This is effectively the same as my previous question, but using Avro rather than JSON as the data format.
I'm working with a Spark dataframe which could be loading data from one of a few different schema versions:
// Version One
{"namespace": "com.example.avro",
"type": "record",
"name": "MeObject",
"fields": [
{"name": "A", "type": ["null", "int"], "default": null}
]
}
// Version Two
{"namespace": "com.example.avro",
"type": "record",
"name": "MeObject",
"fields": [
{"name": "A", "type": ["null", "int"], "default": null},
{"name": "B", "type": ["null", "int"], "default": null}
]
}
I'm using Spark Avro to load the data.
DataFrame df = context.read()
.format("com.databricks.spark.avro")
.load("path/to/avro/file");
which may be a Version One file or Version Two file. However I'd like to be able to process it in an identical manner, with the unknown values set to "null". The recommendation in my previous question was to set the schema, however I do not want to repeat myself writing the schema in both a .avro
file and as sparks StructType
and friends. How can I convert the avro schema (either text file or the generated MeObject.getClassSchema()
) into sparks StructType
?
Spark Avro has a SchemaConverters
, but it is all private and returns some strange internal object.

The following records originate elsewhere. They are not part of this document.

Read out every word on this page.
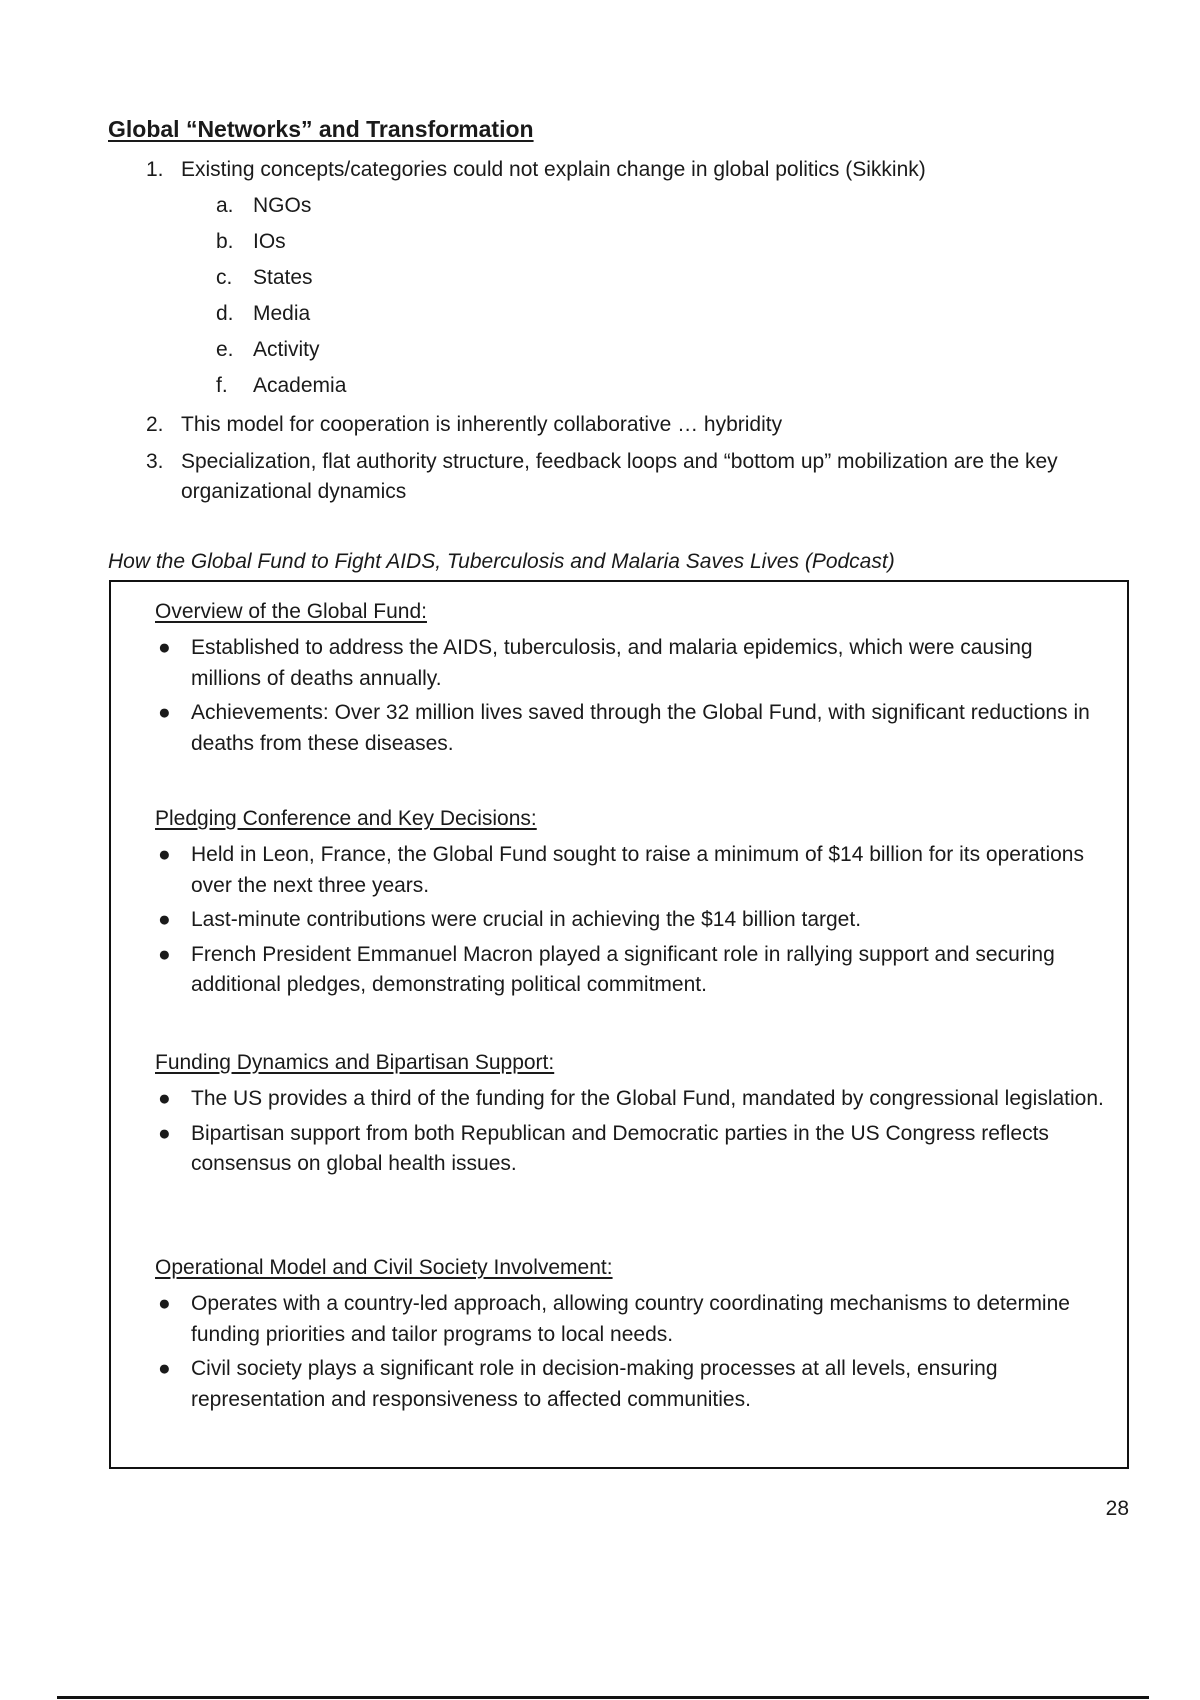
Global “Networks” and Transformation
1. Existing concepts/categories could not explain change in global politics (Sikkink)
a. NGOs
b. IOs
c. States
d. Media
e. Activity
f. Academia
2. This model for cooperation is inherently collaborative … hybridity
3. Specialization, flat authority structure, feedback loops and “bottom up” mobilization are the key organizational dynamics
How the Global Fund to Fight AIDS, Tuberculosis and Malaria Saves Lives (Podcast)
Overview of the Global Fund:
● Established to address the AIDS, tuberculosis, and malaria epidemics, which were causing millions of deaths annually.
● Achievements: Over 32 million lives saved through the Global Fund, with significant reductions in deaths from these diseases.
Pledging Conference and Key Decisions:
● Held in Leon, France, the Global Fund sought to raise a minimum of $14 billion for its operations over the next three years.
● Last-minute contributions were crucial in achieving the $14 billion target.
● French President Emmanuel Macron played a significant role in rallying support and securing additional pledges, demonstrating political commitment.
Funding Dynamics and Bipartisan Support:
● The US provides a third of the funding for the Global Fund, mandated by congressional legislation.
● Bipartisan support from both Republican and Democratic parties in the US Congress reflects consensus on global health issues.
Operational Model and Civil Society Involvement:
● Operates with a country-led approach, allowing country coordinating mechanisms to determine funding priorities and tailor programs to local needs.
● Civil society plays a significant role in decision-making processes at all levels, ensuring representation and responsiveness to affected communities.
28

Disclaimer: It's kind of a dirty hack. It depends on a few things:
Following code reads an Avro schema file, creates an empty Avro file with given schema, reads it using spark-csv
and outputs Spark schema as a JSON file.
import argparse
import tempfile
import avro.schema
from avro.datafile import DataFileWriter
from avro.io import DatumWriter
from pyspark import SparkContext
from pyspark.sql import SQLContext
def parse_schema(schema):
with open(schema) as fr:
return avro.schema.parse(open(schema).read())
def write_dummy(schema):
tmp = tempfile.mktemp(suffix='.avro')
with open(tmp, "w") as fw:
writer = DataFileWriter(fw, DatumWriter(), schema)
writer.close()
return tmp
def write_spark_schema(path, schema):
with open(path, 'w') as fw:
fw.write(schema.json())
def main():
parser = argparse.ArgumentParser(description='Avro schema converter')
parser.add_argument('--schema')
parser.add_argument('--output')
args = parser.parse_args()
sc = SparkContext('local[1]', 'Avro schema converter')
sqlContext = SQLContext(sc)
df = (sqlContext.read.format('com.databricks.spark.avro')
.load(write_dummy(parse_schema(args.schema))))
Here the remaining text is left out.